PENGENALAN BAWAH AIR # HARI KETIGA

Ir. Tonny H Susanto, MMA membuka aktivitas bawah air di hari ketiga (06 April 2016) dengan materi Pengembangan Sumberdaya Kelautan.  Beliau menitikberatkan pada Peningkatan Mutu Sumber Daya Manusia yang merupakan subjek terpenting dalam upaya pemberdayaan potensi bahari Indonesia.  Sumberdaya manusia perlu disiapkan sedini mungkin dalam upaya mengembangkan potensi laut yang ada.  Potensi bahari kita sangatlah besar, sayang sekali jika tidak dimanfaatkan hanya karena sumberdaya manusia yang kurang .  Upaya yang dilakukan hendaknya dapat membangun manusia Indonesia yang seutuhnya, bermutu dan peduli terhadap potensi bahari Indonesia.  Masyarakat Indonesia masih melihat daratan sebagai satu satunya sumber kehidupan. Hal ini bisa terlihat dari jumlah usaha yang bergerak di bidang kelautan masih terpaut jauh dibanding usaha lainnya, sebagai contoh jumlah petani di Indonesia lebih besar dari pada nelayan, bahkan bisa dilihat dari jumlah armada laut dan perwira laut yang jumlahnya lebih kecil dibanding darat. Hal ini berakibat pada rendahnya partisipasi rakyat dalam upaya memberdayakan potensi laut yang sangat besar di Indonesia.

Materi tentang Sejarah Kemaritiman Indonesia disampaikan oleh Bpk.
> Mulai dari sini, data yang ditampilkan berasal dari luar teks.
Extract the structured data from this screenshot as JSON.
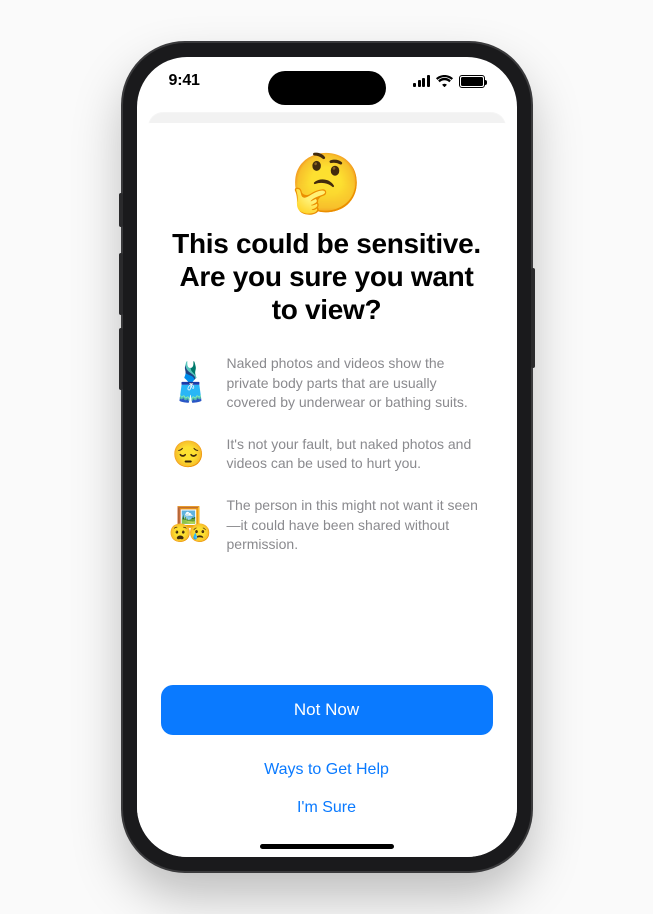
{
  "status": {
    "time": "9:41"
  },
  "sheet": {
    "hero_emoji": "🤔",
    "title": "This could be sensitive.\nAre you sure you want to view?",
    "bullets": [
      {
        "icon": "🩱🩳",
        "text": "Naked photos and videos show the private body parts that are usually covered by underwear or bathing suits."
      },
      {
        "icon": "😔",
        "text": "It's not your fault, but naked photos and videos can be used to hurt you."
      },
      {
        "icon_top": "🖼️",
        "icon_row": "😧😢",
        "text": "The person in this might not want it seen—it could have been shared without permission."
      }
    ],
    "primary_label": "Not Now",
    "link_help": "Ways to Get Help",
    "link_confirm": "I'm Sure"
  }
}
Sukasno dari Dinas Kelautan dan Perikanan DIY.  Beliau menyampaikan bahwa berbagai dokumen tentang kejayaan bahari Bangsa Indonesia pada masa lalu, namun dalam perjalanannya kemudian mengalami keredupan.  Setidaknya ada dua sebab terjadinya hal ini, yaitu praktek kebaharian kolonial Belanda; dan kebijakan pembangunan bahari pada masa rezim Orde Baru.  Pada masa kolonial Belanda, atau sekitar abad ke -18, masyarakat Indonesia dibatasi berhubungan dengan laut, misalnya larangan berdagang selain dengan pihak Belanda, padahal sebelumnya telah muncul beberapa kerajaan bahari nusantara, seperti Bugis-Makassar, Sriwijaya, Tarumanegara, dan peletak dasar kebaharian Ammana Gappa di Sulawesi Selatan.   Akibatnya budaya bahari bangsa Indonesia memasuki masa suram.  Kondisi ini kemudian berlanjut dengan minimnya keberpihakan rezim Orde Baru untuk membangun kembali Indonesia sebagai bangsa bahari. Akibatnya, dalam era kebangkitan Asia Pasifik, pelayaran nasional kita kalah bersaing dengan pelayaran asing akibat kurangnya investasi.  Pada era kolonialisme terjadi pengikisan semangat bahari bangsa Indonesia yang dilakukan oleh kolonial dengan mengedepankan masyarakat indonesia untuk melakukan aktivitas agraris untuk kepentingan kolonial dalam perdagangan rempah-rempah ke Eropa. 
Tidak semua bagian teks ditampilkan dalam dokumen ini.